Кратковременная слякоть установилась в середине ноября, мокрый снег ложился и таял на чёрной, бесплодной деповской земле. На путях близ водокачки стояло плечом к плечу человек тридцать почетных тамошних стариков, зачинатели бронепоезда и ветераны, пролетарская гвардия столицы, колючие и надежные, как безотказная русская винтовка образца девяносто первого года; сравнение принадлежало Морщихину, встречавшему гостей. Бригадный высказал сомнение в необходимости выстраиваться в такую погоду и раньше срока, но ему пояснили, что так утешительней для рабочей души. Вслед за тем начальник депо рапортовал приезжим о наличности рабочих, за вычетом находившихся в поездках или занятых постройкой дзотов на столичных подступах, невдалеке.
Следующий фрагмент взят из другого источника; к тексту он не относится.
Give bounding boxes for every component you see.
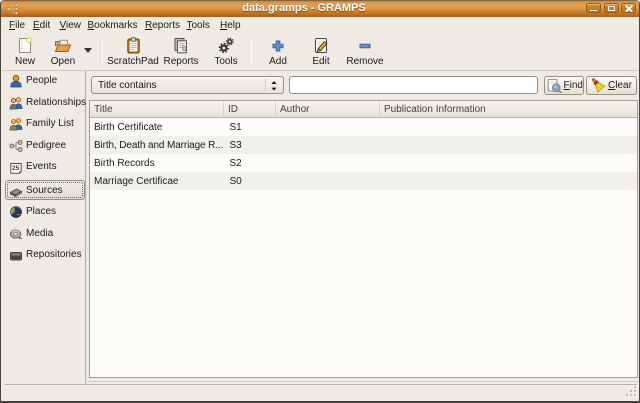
svg-text:25: 25 — [12, 165, 20, 172]
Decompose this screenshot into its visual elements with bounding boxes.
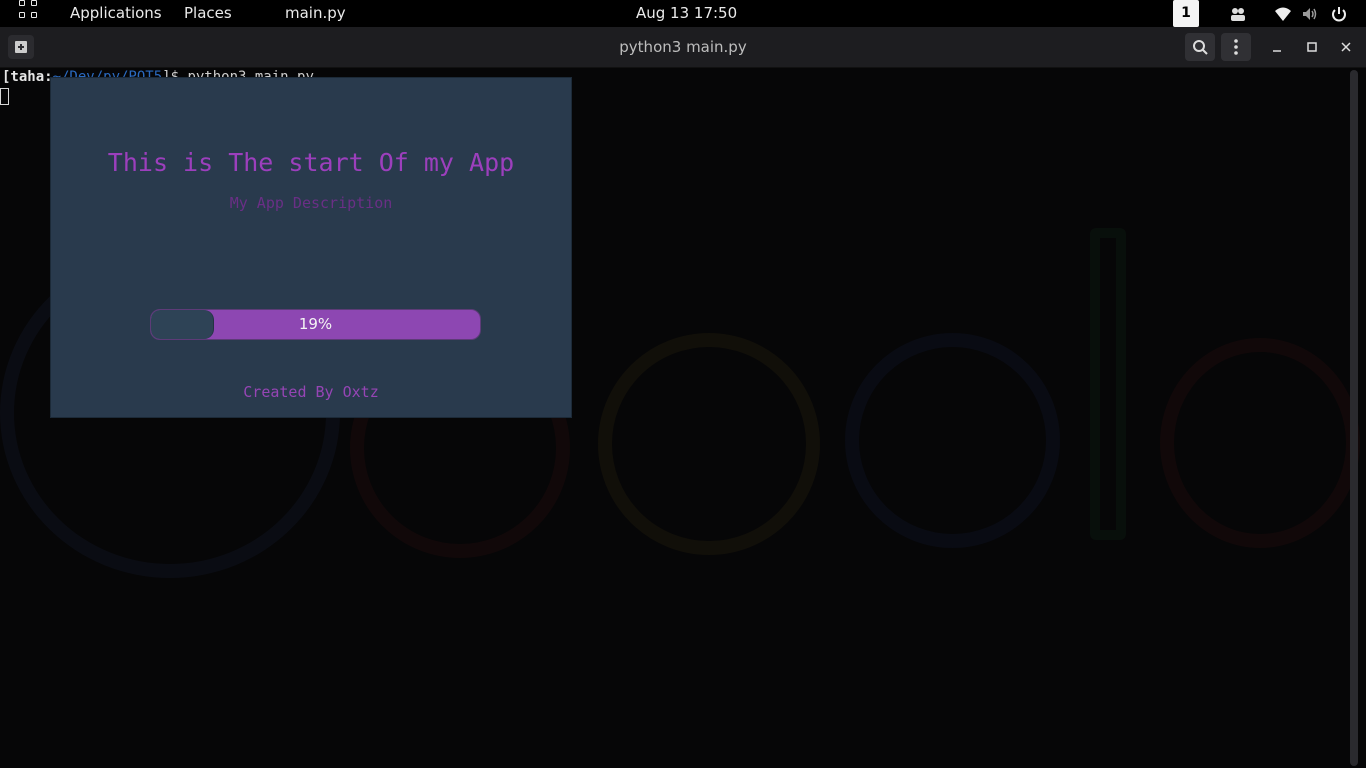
splash-window: This is The start Of my App My App Descr… <box>50 77 572 418</box>
search-button[interactable] <box>1185 33 1215 61</box>
wallpaper-ghost <box>598 333 820 555</box>
places-menu[interactable]: Places <box>184 0 232 27</box>
close-icon <box>1335 36 1357 58</box>
prompt-user: [taha: <box>2 69 53 85</box>
workspace-indicator[interactable]: 1 <box>1173 0 1199 27</box>
splash-description: My App Description <box>229 194 393 212</box>
top-bar: Applications Places main.py Aug 13 17:50… <box>0 0 1366 27</box>
terminal-title: python3 main.py <box>619 38 747 56</box>
splash-credit: Created By Oxtz <box>243 383 379 401</box>
new-tab-icon <box>8 35 34 59</box>
volume-icon[interactable] <box>1301 5 1319 23</box>
focused-app-menu[interactable]: main.py <box>285 0 346 27</box>
app-grid-icon[interactable] <box>19 0 38 27</box>
wifi-icon[interactable] <box>1274 5 1292 23</box>
search-icon <box>1185 33 1215 61</box>
wallpaper-ghost <box>845 333 1060 548</box>
applications-menu[interactable]: Applications <box>70 0 162 27</box>
people-icon[interactable] <box>1229 5 1247 23</box>
menu-icon <box>1221 33 1251 61</box>
terminal-scrollbar[interactable] <box>1350 70 1358 766</box>
splash-title: This is The start Of my App <box>107 148 515 177</box>
progress-bar: 19% <box>150 309 481 340</box>
new-tab-button[interactable] <box>8 35 34 59</box>
close-button[interactable] <box>1335 36 1357 58</box>
minimize-icon <box>1266 36 1288 58</box>
terminal-cursor <box>0 88 9 105</box>
wallpaper-ghost <box>1090 228 1126 540</box>
maximize-icon <box>1301 36 1323 58</box>
minimize-button[interactable] <box>1266 36 1288 58</box>
wallpaper-ghost <box>1160 338 1360 548</box>
terminal-header-bar: python3 main.py <box>0 27 1366 68</box>
clock[interactable]: Aug 13 17:50 <box>636 0 737 27</box>
menu-button[interactable] <box>1221 33 1251 61</box>
progress-percentage: 19% <box>298 315 333 333</box>
maximize-button[interactable] <box>1301 36 1323 58</box>
power-icon[interactable] <box>1330 5 1348 23</box>
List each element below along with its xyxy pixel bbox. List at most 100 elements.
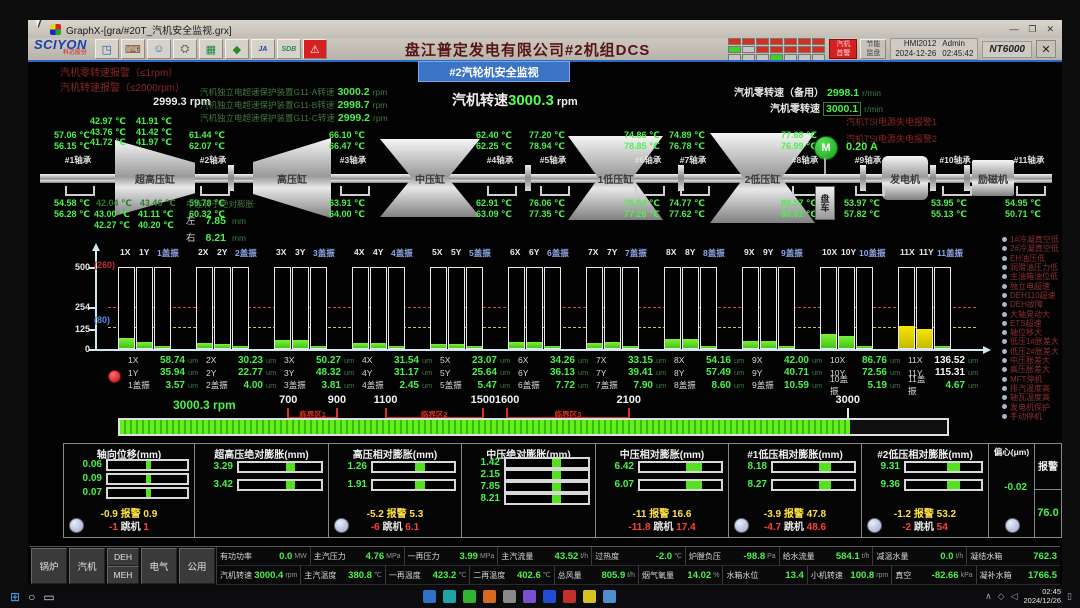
parameter-value: 0.0 — [279, 551, 292, 562]
panel-bar-marker-icon — [819, 481, 831, 489]
vibration-bar — [586, 267, 603, 349]
expansion-panels: 轴向位移(mm)0.060.090.07-0.9 报警 0.9-1 跳机 1超高… — [63, 443, 1062, 538]
start-icon[interactable]: ⊞ — [10, 590, 20, 604]
panel-bar-marker-icon — [552, 471, 561, 479]
taskbar-clock[interactable]: 02:452024/12/26 — [1024, 588, 1062, 605]
parameter-unit: ℃ — [374, 571, 382, 579]
first-out-button[interactable]: 汽机 首警 — [829, 39, 857, 59]
taskbar-app-icon[interactable] — [483, 590, 496, 603]
g11a-speed: 汽机独立电超速保护装置G11-A转速3000.2rpm — [200, 86, 387, 98]
hmi-station: HMI2012 — [904, 39, 936, 48]
panel-bar — [771, 461, 856, 473]
minimize-button[interactable]: — — [1009, 24, 1018, 35]
bar-group-labels: 2X2Y2盖振 — [196, 247, 270, 258]
close-button[interactable]: ✕ — [1046, 24, 1054, 35]
tray-chevron-icon[interactable]: ∧ — [985, 591, 992, 602]
package-icon[interactable]: ◆ — [225, 39, 249, 59]
parameter-cell: 烟气氧量14.02% — [638, 566, 722, 585]
bearing-bracket-icon — [200, 186, 230, 196]
tab-deh-meh[interactable]: DEHMEH — [107, 548, 139, 584]
parameter-value: -98.8 — [743, 551, 765, 562]
alarm-bell-icon[interactable]: ⚠ — [303, 39, 327, 59]
bar-group-labels: 9X9Y9盖振 — [742, 247, 816, 258]
panel-value-row: 3.29 — [199, 461, 323, 472]
bar-value: 31.54 — [384, 355, 419, 366]
bar-value-label: 11X — [908, 355, 930, 365]
tab-MEH[interactable]: MEH — [107, 566, 139, 584]
bar-values-column: 7X33.15um7Y39.41um7盖振7.90um — [596, 354, 672, 394]
taskbar-app-icon[interactable] — [583, 590, 596, 603]
tab-公用[interactable]: 公用 — [179, 548, 215, 584]
bar-value-unit: um — [965, 368, 984, 377]
parameter-value: 805.9 — [601, 570, 625, 581]
ja-tool-icon[interactable]: JA — [251, 39, 275, 59]
panel-value: 0.06 — [68, 459, 102, 470]
panel-bar-marker-icon — [819, 463, 831, 471]
bar-value-label: 2Y — [206, 368, 228, 378]
bar-label: 5盖振 — [469, 247, 491, 259]
bar-value: 57.49 — [696, 367, 731, 378]
taskbar-app-icon[interactable] — [423, 590, 436, 603]
settings-icon[interactable]: ⛭ — [173, 39, 197, 59]
volume-icon[interactable]: ◁ — [1011, 591, 1018, 602]
bar-value-row: 4Y31.17um — [362, 367, 438, 380]
parameter-unit: MPa — [480, 553, 494, 560]
search-icon[interactable]: ○ — [28, 590, 35, 604]
alarm-summary-grid[interactable] — [728, 38, 825, 61]
sdb-tool-icon[interactable]: SDB — [277, 39, 301, 59]
taskbar-app-icon[interactable] — [523, 590, 536, 603]
panel-bar — [371, 461, 456, 473]
y-tick-label: 500 — [64, 262, 90, 272]
tab-电气[interactable]: 电气 — [141, 548, 177, 584]
taskbar-app-icon[interactable] — [603, 590, 616, 603]
network-icon[interactable]: ◇ — [998, 591, 1005, 602]
bar-value-unit: um — [497, 356, 516, 365]
monitor-icon[interactable]: ▦ — [199, 39, 223, 59]
tab-汽机[interactable]: 汽机 — [69, 548, 105, 584]
taskbar-app-icon[interactable] — [503, 590, 516, 603]
graphics-icon[interactable]: ◳ — [95, 39, 119, 59]
bearing-bottom-temps: 53.97 ℃57.82 ℃ — [844, 198, 898, 220]
bar-value-unit: um — [341, 368, 360, 377]
bar-label: 11X — [900, 247, 915, 257]
speed-band-fill — [120, 420, 850, 434]
parameter-label: 水箱水位 — [726, 570, 758, 581]
notification-icon[interactable]: ▯ — [1067, 591, 1072, 602]
alarm-grid-cell — [742, 46, 755, 53]
bar-values-column: 3X50.27um3Y48.32um3盖振3.81um — [284, 354, 360, 394]
tab-DEH[interactable]: DEH — [107, 548, 139, 566]
taskbar-app-icon[interactable] — [463, 590, 476, 603]
bar-value-row: 1Y35.94um — [128, 367, 204, 380]
taskbar-app-icon[interactable] — [543, 590, 556, 603]
panel-value: 1.91 — [333, 479, 367, 490]
taskbar-app-icon[interactable] — [443, 590, 456, 603]
vibration-bar — [388, 267, 405, 349]
vibration-bar-fill — [137, 342, 152, 348]
parameter-unit: t/h — [627, 572, 635, 579]
g11b-speed: 汽机独立电超速保护装置G11-B转速2998.7rpm — [200, 99, 387, 111]
taskbar-app-icon[interactable] — [563, 590, 576, 603]
bottom-parameter-bar: 锅炉汽机DEHMEH电气公用有功功率0.0MW主汽压力4.76MPa一再压力3.… — [30, 546, 1060, 585]
panel-status-dot-icon — [734, 518, 749, 533]
bar-value-label: 7X — [596, 355, 618, 365]
bar-value-label: 2X — [206, 355, 228, 365]
toolbar-close-icon[interactable]: ✕ — [1036, 40, 1056, 58]
speed-tick-label: 900 — [328, 394, 346, 406]
tab-锅炉[interactable]: 锅炉 — [31, 548, 67, 584]
bar-value-unit: um — [263, 368, 282, 377]
task-view-icon[interactable]: ▭ — [43, 590, 54, 604]
restore-button[interactable]: ❐ — [1028, 24, 1036, 35]
bar-value-unit: um — [497, 368, 516, 377]
bar-value-row: 11X136.52um — [908, 354, 984, 367]
bar-value-row: 7盖振7.90um — [596, 379, 672, 392]
vibration-bar-fill — [701, 346, 716, 348]
keyboard-icon[interactable]: ⌨ — [121, 39, 145, 59]
operator-icon[interactable]: ☺ — [147, 39, 171, 59]
alarm-grid-cell — [770, 46, 783, 53]
cylinder-label: 高压缸 — [277, 171, 307, 186]
bar-label: 4X — [354, 247, 364, 257]
parameter-label: 减温水量 — [876, 551, 908, 562]
mode-button[interactable]: 节能 监盘 — [860, 39, 886, 59]
bar-value-unit: um — [731, 368, 750, 377]
panel-value: 2.15 — [466, 469, 500, 480]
— Здорово, рабочий класс! — начал тот, что в бекешке, и всех очень воодушевило, что, несмотря на мирный вид, простудную погоду и другие невеселые обстоятельства, у него столь решительный, запоминающийся голос; тому тоже, видимо, понравилось, как нестройный гул рабочего ответа слился с раскатистым криком паровоза, уходившего как раз на передовую.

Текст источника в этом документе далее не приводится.